Excepting for the molecular role of CASC9, the mechanical interaction is still attractive. Firstly, the subcellular location of CASC9 is in the cytoplasm, indicating the post‐transcriptional control of CASC9 in the glioma cells. Interestingly, we found that CASC9 harbours complementary binding sites with miR‐519d at its 3′‐UTR. The mechanism of CASC9 and miR‐519d is regarded as competing endogenous RNA (ceRNA). CASC9 acts as a sponge of miR‐519d in the cellular mechanism. For example, lncRNA MEG3 inhibited miR‐93 level and the expression of PI3K/AKT pathway related proteins, forming the MEG3‐miR‐93‐PI3K‐AKT pathway in glioma cells.25

Interestingly, we found that STAT3 protein acted as the target of miR‐519d, constituting the CASC9‐miR‐519d‐STAT3 axis. STAT3 acts as a transcription factor.26, 27, 28, 29 With the assistance of bioinformatic JASPAR tool, STAT3 could also bind with the promoter region of lncRNA CASC9, in turn, promoting the transcription activity of lncRNA CASC9. Therefore, we conclude that CASC9 relieves the inhibition of STAT3 induced by miR‐519d to recover STAT3 expression, reversely, STAT3 could activate the transcription activity of CASC9, forming the positive feedback loop of STAT3‐CASC9‐miR‐519d‐STAT3 axis. STAT3 functions as a vital transcription factor in the pathophysiological process.
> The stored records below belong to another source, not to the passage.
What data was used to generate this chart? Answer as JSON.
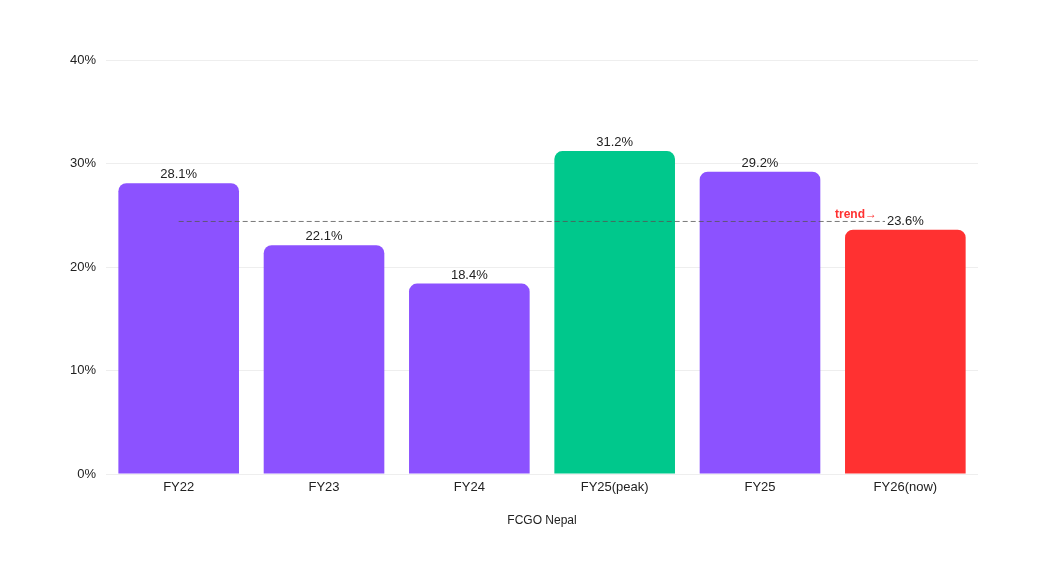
{
  "chart_data": {
    "type": "bar",
    "xlabel": "FCGO Nepal",
    "categories": [
      "FY22",
      "FY23",
      "FY24",
      "FY25(peak)",
      "FY25",
      "FY26(now)"
    ],
    "values": [
      28.1,
      22.1,
      18.4,
      31.2,
      29.2,
      23.6
    ],
    "colors": [
      "#8c52ff",
      "#8c52ff",
      "#8c52ff",
      "#00c88c",
      "#8c52ff",
      "#ff3131"
    ],
    "value_labels": [
      "28.1%",
      "22.1%",
      "18.4%",
      "31.2%",
      "29.2%",
      "23.6%"
    ],
    "ylim": [
      0,
      40
    ],
    "yticks": [
      {
        "value": 0,
        "label": "0%"
      },
      {
        "value": 10,
        "label": "10%"
      },
      {
        "value": 20,
        "label": "20%"
      },
      {
        "value": 30,
        "label": "30%"
      },
      {
        "value": 40,
        "label": "40%"
      }
    ],
    "grid": "y",
    "legend": false,
    "ref_lines": [
      {
        "axis": "y",
        "value": 24.4,
        "label": "trend→",
        "color": "#555555",
        "line_style": "dashed"
      }
    ]
  }
}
For the gliomagenesis, STAT3 is found to be an important oncogenic driver via constitutively activated in glioma‐initiating cells by phosphorylation on both tyrosine (Y705) and serine (S727) residues.30

Overall, these data and finding could powerfully support the conclusion that CASC9 promotes the glioma tumourigenesis in vitro and in vivo. Mechanically, CASC9 sponges miR‐519d to resurgence STAT3 inhibition, then STAT3 transcription factor in return activate CASC9. The new findings of molecular mechanism provide a valuable therapeutic strategy for the glioma treatment.

CONFLICT OF INTEREST

All authors declare no conflicts of interest.